Our unit tests still worked of course, because they used the schema from the Microsoft documentation (which had not been updated). I only knew because some other kind developer commented on the Microsoft documentation!

Make sure to log what you actually get as request from external APIs to your endpoint / as response to your call and throw meaningful errors (as appropriate) in your application.

This actually gives me the willies with our current project, which relies on many external APIs - we have monitoring functions and E2E tests with Cypress for vital functions running every so often, so at least we know when it happens. We are still working on how to reliably know in advance...

Answer 6

Yes, but in most cases that should not be your personal concern.

For most languages there are parsers that parse a native JSON (or whatever your transfer language is) response into your internal objects. They come with all the options to consider different writing style, understand corner cases, escape characters, special character encodings etc. Their validation code is used by thousands of other applications. You should use one of these parsers if possible and rely on their validation methods instead of validating the syntax yourself. I.e. they should throw exceptions, return error codes or otherwise complain if the input isn't matching what you specified (missing fields, strings not matching your defined pattern etc).

The only validation you might want to do yourself in your own code is that the response makes sense for your business logic. Don't try to reimplement the other service though, it does not make sense to fully validate that their response is correct: if you can do that locally then you don't need to call them. (Unless you deal with totally sensitive things/hard problems, then you could call multiple services and combine their results). What you can do when you want to protect against some extreme level of disasters from malicious responses is to detect answers that are way out of bounds. I.e. block a transaction in your bike rental service if the bill calculated externally for a single customer goes beyond 1000 $ or such.

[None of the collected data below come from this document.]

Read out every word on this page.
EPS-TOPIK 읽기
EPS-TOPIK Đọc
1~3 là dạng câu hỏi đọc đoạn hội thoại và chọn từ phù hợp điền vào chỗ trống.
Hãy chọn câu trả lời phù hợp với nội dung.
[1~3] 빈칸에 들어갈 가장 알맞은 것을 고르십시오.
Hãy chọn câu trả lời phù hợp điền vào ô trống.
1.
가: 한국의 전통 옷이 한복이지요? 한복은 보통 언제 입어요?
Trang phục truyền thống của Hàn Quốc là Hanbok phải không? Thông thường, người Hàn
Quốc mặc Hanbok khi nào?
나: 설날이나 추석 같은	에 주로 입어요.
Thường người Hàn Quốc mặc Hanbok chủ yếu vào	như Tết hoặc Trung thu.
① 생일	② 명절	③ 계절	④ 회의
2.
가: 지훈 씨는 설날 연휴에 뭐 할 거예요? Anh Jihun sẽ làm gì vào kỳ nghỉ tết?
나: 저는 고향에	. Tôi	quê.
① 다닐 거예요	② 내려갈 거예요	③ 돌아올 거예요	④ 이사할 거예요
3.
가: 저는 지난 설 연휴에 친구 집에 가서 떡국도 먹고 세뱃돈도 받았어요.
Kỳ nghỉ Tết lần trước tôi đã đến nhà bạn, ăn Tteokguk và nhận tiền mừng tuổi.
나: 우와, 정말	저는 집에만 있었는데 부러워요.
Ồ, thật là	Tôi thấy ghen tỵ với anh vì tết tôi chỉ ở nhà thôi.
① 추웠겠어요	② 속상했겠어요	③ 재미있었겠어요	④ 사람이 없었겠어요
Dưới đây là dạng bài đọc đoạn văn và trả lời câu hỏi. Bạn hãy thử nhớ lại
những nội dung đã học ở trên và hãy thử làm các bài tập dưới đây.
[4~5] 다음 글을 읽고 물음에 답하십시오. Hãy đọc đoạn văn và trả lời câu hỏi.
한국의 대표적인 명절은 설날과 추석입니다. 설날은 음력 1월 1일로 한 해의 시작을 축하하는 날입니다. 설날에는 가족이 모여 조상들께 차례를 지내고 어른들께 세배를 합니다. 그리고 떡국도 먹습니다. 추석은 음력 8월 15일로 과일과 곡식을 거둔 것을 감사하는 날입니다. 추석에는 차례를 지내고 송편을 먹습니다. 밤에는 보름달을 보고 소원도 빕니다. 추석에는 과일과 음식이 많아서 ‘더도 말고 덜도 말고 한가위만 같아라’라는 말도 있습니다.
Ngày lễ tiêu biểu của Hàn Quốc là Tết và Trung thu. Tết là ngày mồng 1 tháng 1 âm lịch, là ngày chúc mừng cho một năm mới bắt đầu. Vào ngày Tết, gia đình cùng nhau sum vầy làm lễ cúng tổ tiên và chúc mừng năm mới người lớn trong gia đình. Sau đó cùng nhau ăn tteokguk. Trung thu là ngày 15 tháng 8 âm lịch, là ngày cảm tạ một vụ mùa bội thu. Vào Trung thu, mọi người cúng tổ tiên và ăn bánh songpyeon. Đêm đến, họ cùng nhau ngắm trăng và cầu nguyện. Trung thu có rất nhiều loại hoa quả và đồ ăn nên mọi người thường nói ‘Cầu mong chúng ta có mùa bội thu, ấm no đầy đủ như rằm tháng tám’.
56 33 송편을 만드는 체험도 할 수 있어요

But be careful, one easily overlooks corner cases that are valid (e.g. a "virtual" customer that pays for his whole company rentals for a year).

Answer 7

Your validation shouldn't be to restrictive. There is the "tolerant reader" pattern. It means that you should be as tolerant as possible, when consuming data from other services. On the other side, there is the "Magnanimous Writer" pattern. Together, they help to produce more robust communication systems.

For example, in a JSON based interface, you probably should allow unknown properties. This allowes the other side to add new properties without breaking your side.

Answer 8

Yes it's overkill in most scenarios for writing a web application.

I think of a third party api similar to libraries from a package manager. Do you write tests for each of the libraries you use which aren't built into php ?

Normally apis are versioned, are documented and shouldn't have surprise changes - all like packages.